Beyond, Eurotunnel put many on the cargo. Because it is still largely maritime and because its current disruption, at least in France, gives hope to improve margins, particularly if environmental constraints are becoming more urgent. Hence the recent acquisition of Veolia and GB Rail Freight cargo. The idea here is to take trains in Belgium, but also on major corridors East (Germany, Poland) and southern (Rhône), to bring them across the channel, without charge. With its new subsidiary Europorte, the goal is to spend five years of 1.3 million tonnes of cargo to nearly 3 million.

This is obviously that it joined the concern of the diversification of income. If the entry in the freight business is justified by the need to complete the tunnel, Jacques Gounon knows that only 10 of the total of Europorte traffic will cross the English channel. The remainder will consist of continental or British bonds. Currently, cargo activities represent around 15 of turnover.

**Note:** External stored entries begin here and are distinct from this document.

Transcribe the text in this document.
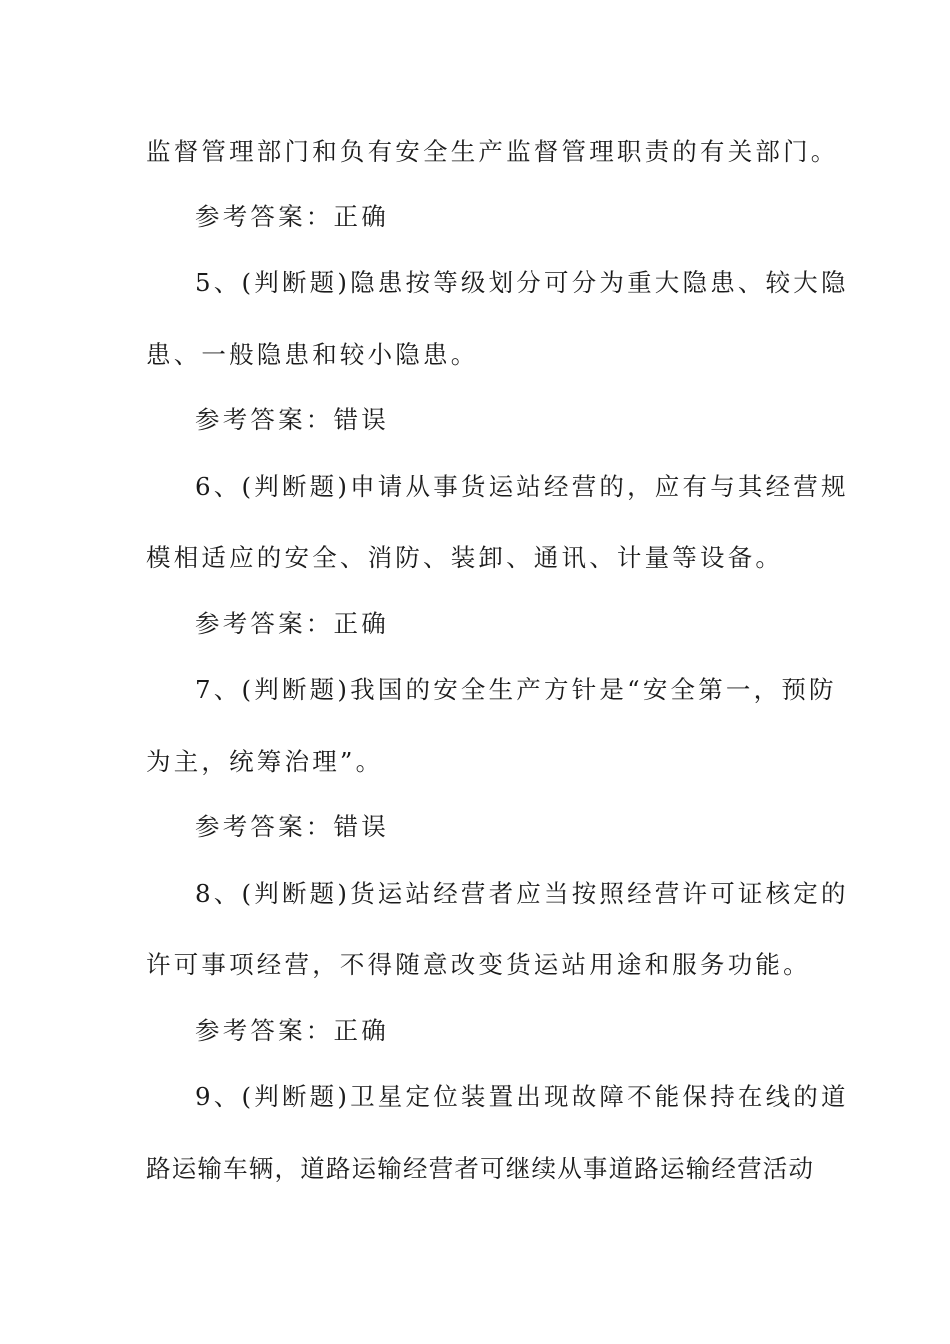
监督管理部门和负有安全生产监督管理职责的有关部门。
参考答案：正确
5、(判断题)隐患按等级划分可分为重大隐患、较大隐
患、一般隐患和较小隐患。
参考答案：错误
6、(判断题)申请从事货运站经营的，应有与其经营规
模相适应的安全、消防、装卸、通讯、计量等设备。
参考答案：正确
7、(判断题)我国的安全生产方针是“安全第一，预防
为主，统筹治理”。
参考答案：错误
8、(判断题)货运站经营者应当按照经营许可证核定的
许可事项经营，不得随意改变货运站用途和服务功能。
参考答案：正确
9、(判断题)卫星定位装置出现故障不能保持在线的道
路运输车辆，道路运输经营者可继续从事道路运输经营活动
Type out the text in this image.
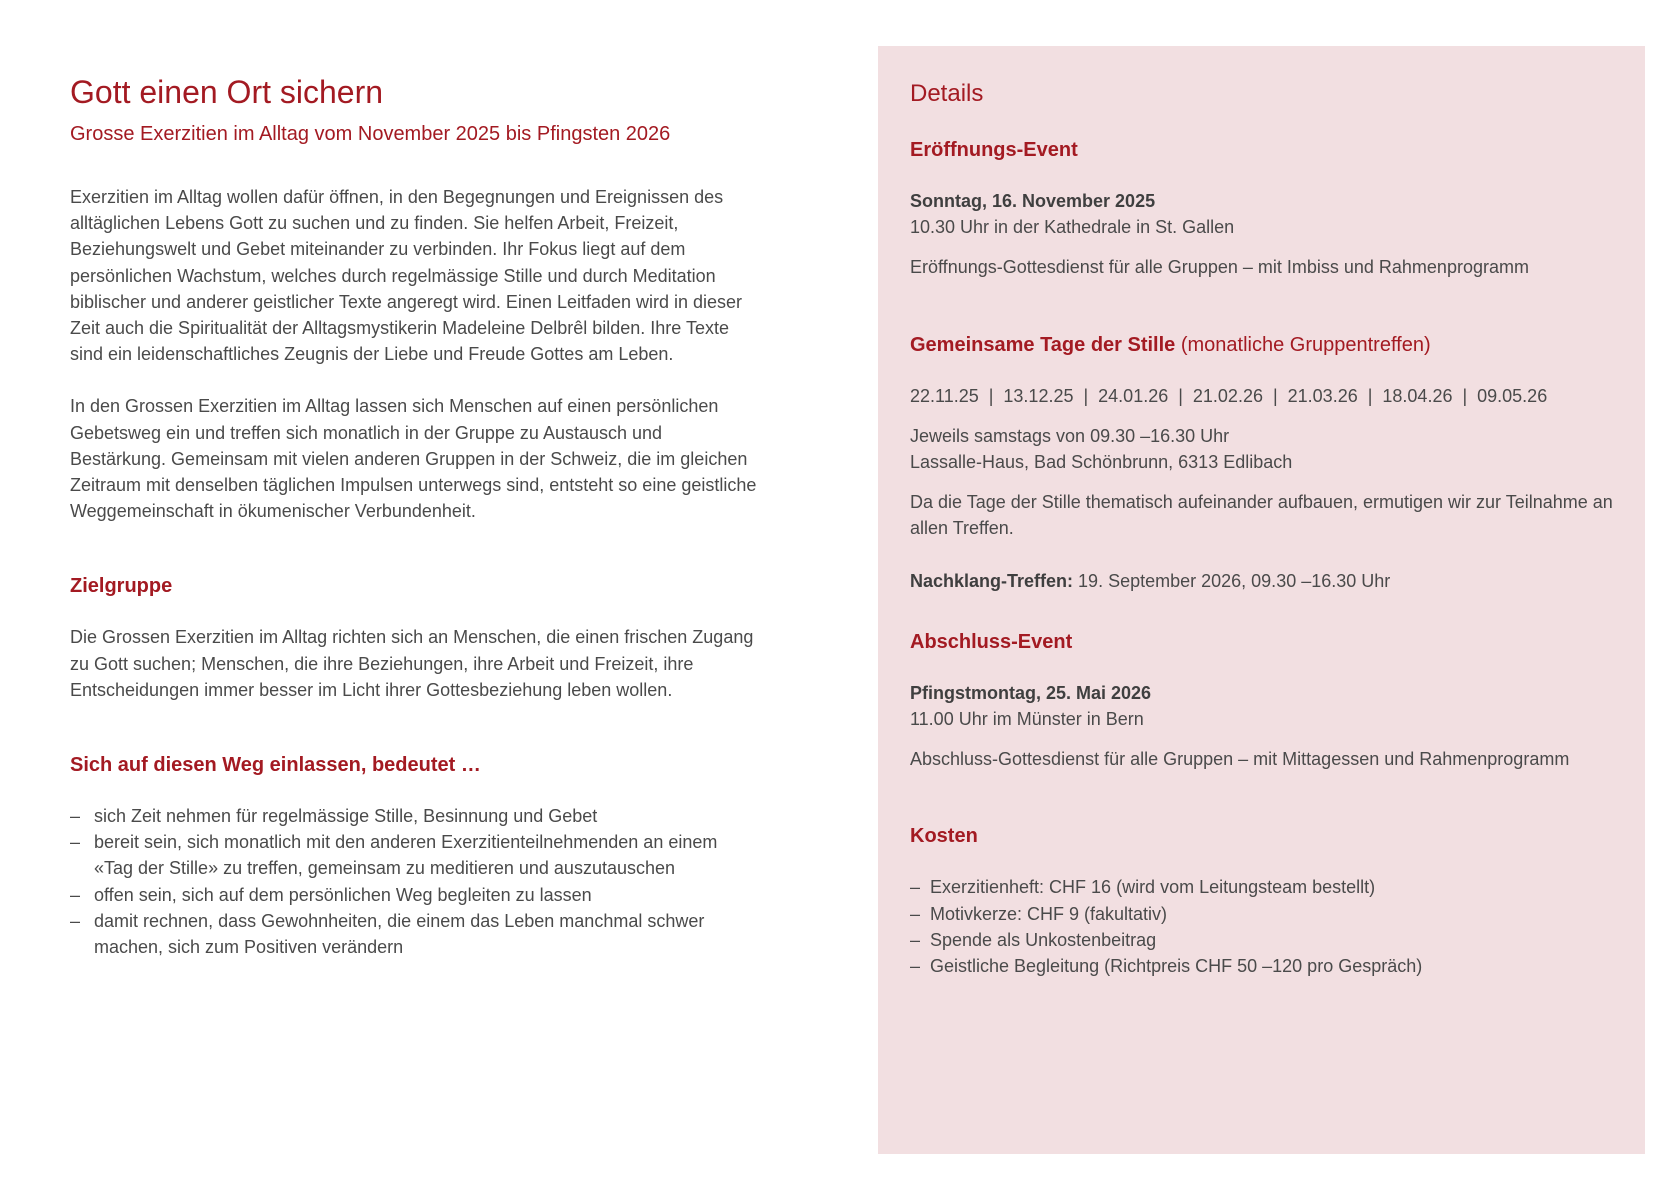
Gott einen Ort sichern
Grosse Exerzitien im Alltag vom November 2025 bis Pfingsten 2026

Exerzitien im Alltag wollen dafür öffnen, in den Begegnungen und Ereignissen des alltäglichen Lebens Gott zu suchen und zu finden. Sie helfen Arbeit, Freizeit, Beziehungswelt und Gebet miteinander zu verbinden. Ihr Fokus liegt auf dem persönlichen Wachstum, welches durch regelmässige Stille und durch Meditation biblischer und anderer geistlicher Texte angeregt wird. Einen Leitfaden wird in dieser Zeit auch die Spiritualität der Alltagsmystikerin Madeleine Delbrêl bilden. Ihre Texte sind ein leidenschaftliches Zeugnis der Liebe und Freude Gottes am Leben.

In den Grossen Exerzitien im Alltag lassen sich Menschen auf einen persönlichen Gebetsweg ein und treffen sich monatlich in der Gruppe zu Austausch und Bestärkung. Gemeinsam mit vielen anderen Gruppen in der Schweiz, die im gleichen Zeitraum mit denselben täglichen Impulsen unterwegs sind, entsteht so eine geistliche Weggemeinschaft in ökumenischer Verbundenheit.

Zielgruppe

Die Grossen Exerzitien im Alltag richten sich an Menschen, die einen frischen Zugang zu Gott suchen; Menschen, die ihre Beziehungen, ihre Arbeit und Freizeit, ihre Entscheidungen immer besser im Licht ihrer Gottesbeziehung leben wollen.

Sich auf diesen Weg einlassen, bedeutet …
– sich Zeit nehmen für regelmässige Stille, Besinnung und Gebet
– bereit sein, sich monatlich mit den anderen Exerzitienteilnehmenden an einem «Tag der Stille» zu treffen, gemeinsam zu meditieren und auszutauschen
– offen sein, sich auf dem persönlichen Weg begleiten zu lassen
– damit rechnen, dass Gewohnheiten, die einem das Leben manchmal schwer machen, sich zum Positiven verändern
Details
Eröffnungs-Event

Sonntag, 16. November 2025

10.30 Uhr in der Kathedrale in St. Gallen

Eröffnungs-Gottesdienst für alle Gruppen – mit Imbiss und Rahmenprogramm

Gemeinsame Tage der Stille (monatliche Gruppentreffen)

22.11.25  |  13.12.25  |  24.01.26  |  21.02.26  |  21.03.26  |  18.04.26  |  09.05.26

Jeweils samstags von 09.30 –16.30 Uhr

Lassalle-Haus, Bad Schönbrunn, 6313 Edlibach

Da die Tage der Stille thematisch aufeinander aufbauen, ermutigen wir zur Teilnahme an allen Treffen.

Nachklang-Treffen: 19. September 2026, 09.30 –16.30 Uhr

Abschluss-Event

Pfingstmontag, 25. Mai 2026

11.00 Uhr im Münster in Bern

Abschluss-Gottesdienst für alle Gruppen – mit Mittagessen und Rahmenprogramm

Kosten
– Exerzitienheft: CHF 16 (wird vom Leitungsteam bestellt)
– Motivkerze: CHF 9 (fakultativ)
– Spende als Unkostenbeitrag
– Geistliche Begleitung (Richtpreis CHF 50 –120 pro Gespräch)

This adds a new profession of service provider, such as management of the railway infrastructure of the port of Dunkirk, and why not the management of railway stations, if the Group wins a line linking the tunnel to London and stations that are attached.

Retrieve the market lost on shuttles for trucks (half of the path has already been done), integrate and develop new activities in freight, complete the security plan, including fire: as by chance these three priorities have been set by the Board of Directors to Jacques Gounon as determinants of variable salary. Fifteen years after its chaotic beginnings, the drama of the birth is finally digested, even if sequelae and fear of the accident is never far away. The group became a popular stock market value of the analysts. But the management of such an infrastructure that the British have set two hundred years to accept, is never trivial and this should never have be left with the only hands of financiers. As any tunnel, it carries the hopes and the fears of human.